The name of Marius Agica, a senior majoring in both computer science and economics, appeared in The New York Times’ bridge column on September 7. Marius, a native of Romania, plays bridge competitively for his home country. Over the summer, he and his partner, Radu Nistor, placed third in both the Teams and Pairs events at the World Youth Congress held in Croatia.
Marius Agica (BS/CS, BS/Economics ’11): an online interview
by Louise Kleinbaum
As a social bridge player who frequently reads The New York Times bridge column, I was surprised to learn that a Seidenberg student – Marius Agica – was a competitive bridge player. Curious to find out how he got into the game and what he liked about it, I decided to ask him a few questions:
|Q:||What motivated you to take up bridge and when did you start to play competitively?|
|A:||I have been exposed to the game ever since I was a child. My parents were serious bridge players and every summer we went to the largest bridge tournament in Romania where I watched my father play for 10 days straight. My brother, who is seven years older, started playing and, not wanting to be left out, I decided to learn to play too.
I started playing competitively when I was 12 years old but not really seriously until I made the Romanian Junior Team when I was around 16-17.

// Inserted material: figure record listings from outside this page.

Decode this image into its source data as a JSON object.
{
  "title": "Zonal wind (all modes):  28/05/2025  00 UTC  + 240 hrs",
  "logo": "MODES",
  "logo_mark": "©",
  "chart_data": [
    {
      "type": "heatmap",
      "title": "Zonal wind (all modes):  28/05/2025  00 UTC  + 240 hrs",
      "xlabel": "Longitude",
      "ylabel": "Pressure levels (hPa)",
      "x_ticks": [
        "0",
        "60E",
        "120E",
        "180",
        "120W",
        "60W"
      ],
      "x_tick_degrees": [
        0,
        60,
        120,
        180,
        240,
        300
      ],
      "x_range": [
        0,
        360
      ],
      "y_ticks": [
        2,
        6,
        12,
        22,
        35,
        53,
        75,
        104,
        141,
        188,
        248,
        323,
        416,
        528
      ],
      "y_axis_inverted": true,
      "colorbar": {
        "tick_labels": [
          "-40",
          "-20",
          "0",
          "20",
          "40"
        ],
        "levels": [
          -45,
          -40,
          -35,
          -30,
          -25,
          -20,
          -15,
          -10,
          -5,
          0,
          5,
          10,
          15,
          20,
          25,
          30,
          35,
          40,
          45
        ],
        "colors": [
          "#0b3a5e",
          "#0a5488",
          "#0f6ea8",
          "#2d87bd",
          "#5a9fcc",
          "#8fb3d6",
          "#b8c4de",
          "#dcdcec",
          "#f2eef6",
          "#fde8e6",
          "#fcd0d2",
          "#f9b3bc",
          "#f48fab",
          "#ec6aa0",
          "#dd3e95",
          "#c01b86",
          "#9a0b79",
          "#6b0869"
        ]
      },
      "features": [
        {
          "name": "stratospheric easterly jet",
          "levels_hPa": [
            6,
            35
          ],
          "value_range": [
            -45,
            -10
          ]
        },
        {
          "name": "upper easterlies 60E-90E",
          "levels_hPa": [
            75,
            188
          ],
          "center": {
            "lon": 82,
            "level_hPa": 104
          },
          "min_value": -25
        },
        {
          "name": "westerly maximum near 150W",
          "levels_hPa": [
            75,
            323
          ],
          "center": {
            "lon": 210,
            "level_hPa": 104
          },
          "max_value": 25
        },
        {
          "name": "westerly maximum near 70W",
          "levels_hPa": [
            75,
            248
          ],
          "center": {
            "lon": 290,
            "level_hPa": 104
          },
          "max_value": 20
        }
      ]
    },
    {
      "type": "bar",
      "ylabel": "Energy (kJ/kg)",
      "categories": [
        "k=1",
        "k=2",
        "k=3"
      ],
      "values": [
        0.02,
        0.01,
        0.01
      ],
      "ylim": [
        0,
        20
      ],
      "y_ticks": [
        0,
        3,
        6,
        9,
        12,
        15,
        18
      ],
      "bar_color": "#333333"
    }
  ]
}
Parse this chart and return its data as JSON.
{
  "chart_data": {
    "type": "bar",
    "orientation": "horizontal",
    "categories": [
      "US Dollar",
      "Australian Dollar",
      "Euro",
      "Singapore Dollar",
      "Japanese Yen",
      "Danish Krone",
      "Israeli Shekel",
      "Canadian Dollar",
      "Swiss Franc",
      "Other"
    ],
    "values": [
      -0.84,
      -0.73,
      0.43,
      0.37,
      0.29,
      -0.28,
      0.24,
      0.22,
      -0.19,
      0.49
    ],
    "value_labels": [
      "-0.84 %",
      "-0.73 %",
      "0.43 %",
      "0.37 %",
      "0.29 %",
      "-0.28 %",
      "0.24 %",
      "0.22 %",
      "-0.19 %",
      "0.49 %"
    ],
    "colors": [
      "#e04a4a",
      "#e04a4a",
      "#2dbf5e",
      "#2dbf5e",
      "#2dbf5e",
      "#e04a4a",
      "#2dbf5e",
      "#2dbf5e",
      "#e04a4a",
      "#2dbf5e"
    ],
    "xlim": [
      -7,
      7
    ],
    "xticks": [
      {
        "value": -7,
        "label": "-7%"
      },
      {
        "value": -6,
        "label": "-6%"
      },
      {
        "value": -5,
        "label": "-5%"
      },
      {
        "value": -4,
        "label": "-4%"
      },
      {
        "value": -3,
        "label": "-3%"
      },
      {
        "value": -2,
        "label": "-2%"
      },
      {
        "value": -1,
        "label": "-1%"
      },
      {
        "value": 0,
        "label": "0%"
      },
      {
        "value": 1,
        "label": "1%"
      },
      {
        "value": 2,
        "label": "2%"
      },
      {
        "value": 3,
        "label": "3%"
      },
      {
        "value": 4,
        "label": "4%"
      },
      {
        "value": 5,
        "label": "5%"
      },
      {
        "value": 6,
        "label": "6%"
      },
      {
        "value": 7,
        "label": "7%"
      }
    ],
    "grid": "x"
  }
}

|Q:||How many master points do you have?|
|A:||I don’t really take all that much stock in master points because “I think they are a very bad way to measure one’s bridge achievements.” But to answer your question, I have over 150 World Bridge Federation master points which qualifies me to be a World Master.|
|Q:||One of the nice things about playing bridge competitively is that you get to travel and meet people from all over. Where in the world have you played to-date?|
|A:||Outside of Romania, I’ve played in Croatia, Amsterdam and in Jesolo, near Venice. Since I’ve been in the U.S., I have been to the Nationals in Boston, Houston, Washington, D.C. (a gorgeous city), San Diego, Reno, New Orleans, Orlando and Louisville and plan to play in Seattle in November.|
|Q:||What is there about the game that you find so compelling?|
|A:||Justin Lall, the top junior player in the U.S., summed it up pretty well on his blog
“As for me I guess the most important thing is that bridge is a game that is always challenging and involves a great deal of strategy. There is always something new to learn and it never stops being interesting once you start loving the game. While this is true of many other games (chess, poker, backgammon), bridge is different because it is one of the few games that also requires you to establish a working partnership and managing that partnership is crucial to excelling at bridge. In addition, the competitive atmosphere at bridge tournaments is something that really suits my personality because it pushes me to do my best and allows me to compare my performance to that of others.”
|Q:||Was the hand outlined in The New York Times bridge column the most interesting one you ever played?|
|A:||“Not even close”! I don’t have a great memory for the hands I played well in the past. I can, however, recall the details of the mistakes I’ve made. In my own mind, some of those “atrocities” tarnish the shine on the medals I have won.|
Marius will be completing his degrees in December. At the moment, he is uncertain as to what the future has in store and is considering several options. One thing, though, is certain, Marius will continue to play and enjoy bridge and if he applies the skills of strategic analysis and judicious restraint that he has learned from the game as described in the bridge column to whatever problems present themselves in his personal and professional life, he will surely succeed.